Après cette première hausse depuis 11 ans, une autre augmentation de 0,50% suivra en septembre, selon le Gouverneur de la Banque centrale du Luxembourg, Gaston Reinesch, qui était interviewé par RTL mardi. Après septembre, d'autres hausses graduelles pourraient intervenir, parce que, d'après lui, l'inflation n'est pas seulement élevée, mais elle serait "dramatiquement élevée."
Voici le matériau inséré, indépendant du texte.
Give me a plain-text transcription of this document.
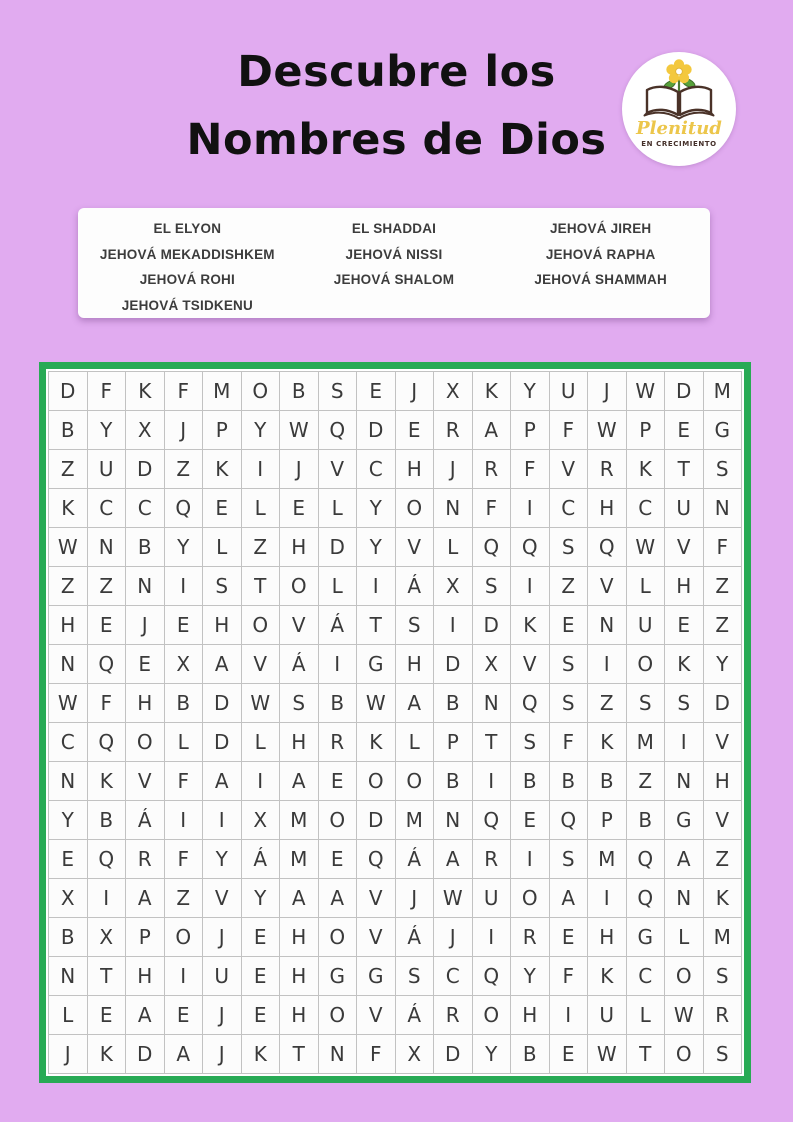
Descubre los
Nombres de Dios	Plenitud
EN CRECIMIENTO
EL ELYON
JEHOVÁ MEKADDISHKEM
JEHOVÁ ROHI
JEHOVÁ TSIDKENU
EL SHADDAI
JEHOVÁ NISSI
JEHOVÁ SHALOM
JEHOVÁ JIREH
JEHOVÁ RAPHA
JEHOVÁ SHAMMAH
D	F	K	F	M	O	B	S	E	J	X	K	Y	U	J	W	D	M
B	Y	X	J	P	Y	W	Q	D	E	R	A	P	F	W	P	E	G
Z	U	D	Z	K	I	J	V	C	H	J	R	F	V	R	K	T	S
K	C	C	Q	E	L	E	L	Y	O	N	F	I	C	H	C	U	N
W	N	B	Y	L	Z	H	D	Y	V	L	Q	Q	S	Q	W	V	F
Z	Z	N	I	S	T	O	L	I	Á	X	S	I	Z	V	L	H	Z
H	E	J	E	H	O	V	Á	T	S	I	D	K	E	N	U	E	Z
N	Q	E	X	A	V	Á	I	G	H	D	X	V	S	I	O	K	Y
W	F	H	B	D	W	S	B	W	A	B	N	Q	S	Z	S	S	D
C	Q	O	L	D	L	H	R	K	L	P	T	S	F	K	M	I	V
N	K	V	F	A	I	A	E	O	O	B	I	B	B	B	Z	N	H
Y	B	Á	I	I	X	M	O	D	M	N	Q	E	Q	P	B	G	V
E	Q	R	F	Y	Á	M	E	Q	Á	A	R	I	S	M	Q	A	Z
X	I	A	Z	V	Y	A	A	V	J	W	U	O	A	I	Q	N	K
B	X	P	O	J	E	H	O	V	Á	J	I	R	E	H	G	L	M
N	T	H	I	U	E	H	G	G	S	C	Q	Y	F	K	C	O	S
L	E	A	E	J	E	H	O	V	Á	R	O	H	I	U	L	W	R
J	K	D	A	J	K	T	N	F	X	D	Y	B	E	W	T	O	S
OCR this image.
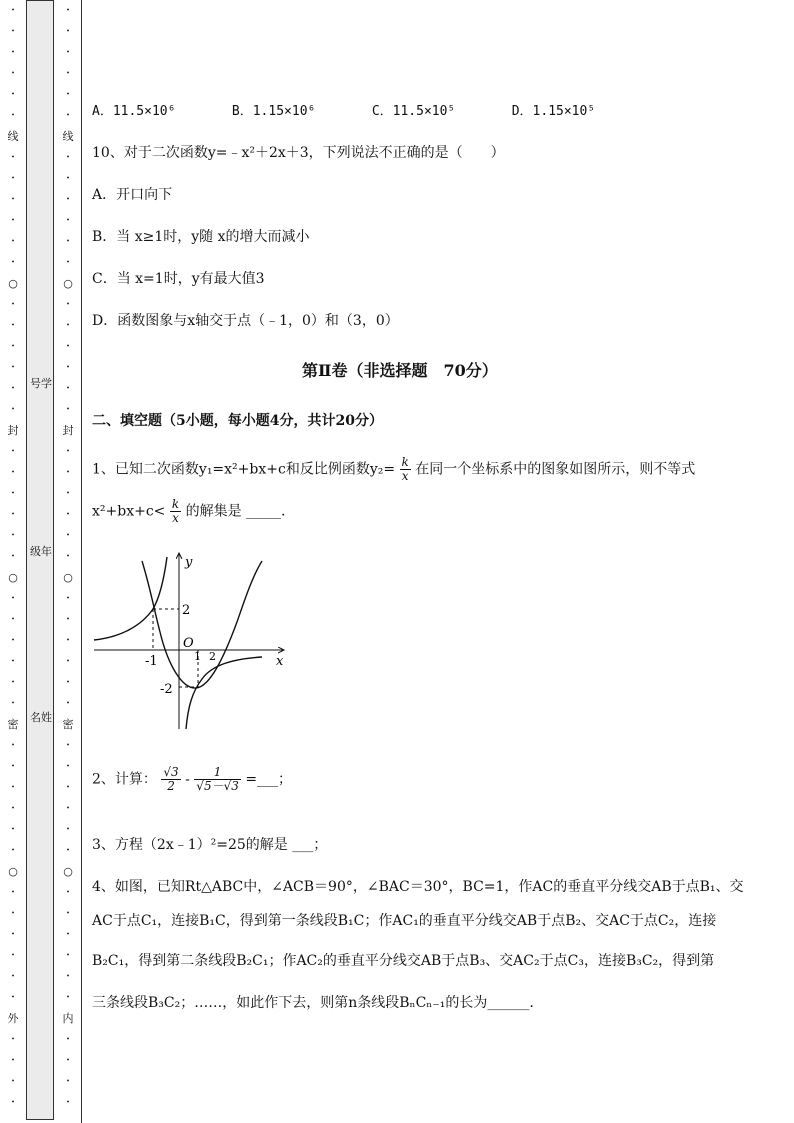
•
•
•
•
•
•
线
•
•
•
•
•
•
○
•
•
•
•
•
•
封
•
•
•
•
•
•
○
•
•
•
•
•
•
密
•
•
•
•
•
•
○
•
•
•
•
•
•
外
•
•
•
•
号学
级年
名姓
•
•
•
•
•
•
线
•
•
•
•
•
•
○
•
•
•
•
•
•
封
•
•
•
•
•
•
○
•
•
•
•
•
•
密
•
•
•
•
•
•
○
•
•
•
•
•
•
内
•
•
•
•
A．11.5×10⁶	B．1.15×10⁶	C．11.5×10⁵	D．1.15×10⁵
10、对于二次函数y=﹣x²＋2x＋3，下列说法不正确的是（　　）
A．开口向下
B．当 x≥1时，y随 x的增大而减小
C．当 x=1时，y有最大值3
D．函数图象与x轴交于点（﹣1，0）和（3，0）
第Ⅱ卷（非选择题　70分）
二、填空题（5小题，每小题4分，共计20分）
1、已知二次函数y₁=x²+bx+c和反比例函数$y_2= \frac{k}{x}$ 在同一个坐标系中的图象如图所示，则不等式
$x^2+bx+c< \frac{k}{x}$ 的解集是 _____.
y
x
O
-1	1 2
2
-2
2、计算： $\frac{√3}{2} - \frac{1}{√5-√3}$ =___；
3、方程（2x﹣1）²=25的解是 ___；
4、如图，已知Rt△ABC中，∠ACB＝90°，∠BAC＝30°，BC=1，作AC的垂直平分线交AB于点B₁、交
AC于点C₁，连接B₁C，得到第一条线段B₁C；作AC₁的垂直平分线交AB于点B₂、交AC于点C₂，连接
B₂C₁，得到第二条线段B₂C₁；作AC₂的垂直平分线交AB于点B₃、交AC₂于点C₃，连接B₃C₂，得到第
三条线段B₃C₂；……，如此作下去，则第n条线段BₙCₙ₋₁的长为______.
Nous serions actuellement dans une situation très compliquée. Nous serions sur une crête très étroite, selon Gaston Reinesch. Parce que d'une part, la BCE a le mandat de veiller à la stabilité des prix - avec l'objectif d'atteindre 2% d'inflation sur quelques années - et que l'inflation est actuellement beaucoup plus élevée. Et parce que d'autre part, il y a un risque de récession, justement si l'on "en fait trop, trop vite". Comme la situation économique et l'emploi sont plutôt bons, la BCE aurait décidé de relever les taux d'intérêt. Même si les taux sont relevés graduellement, les gens qui ont souscrit des prêts ou les économies, comme l'économie italienne, ne risquent-ils pas de se retrouver dans le pétrin? "Nous disons évidemment aussi que nous sommes flexibles, mais nous devons toujours voir comment évolue la situation", explique le Gouverneur de la Banque centrale du Luxembourg.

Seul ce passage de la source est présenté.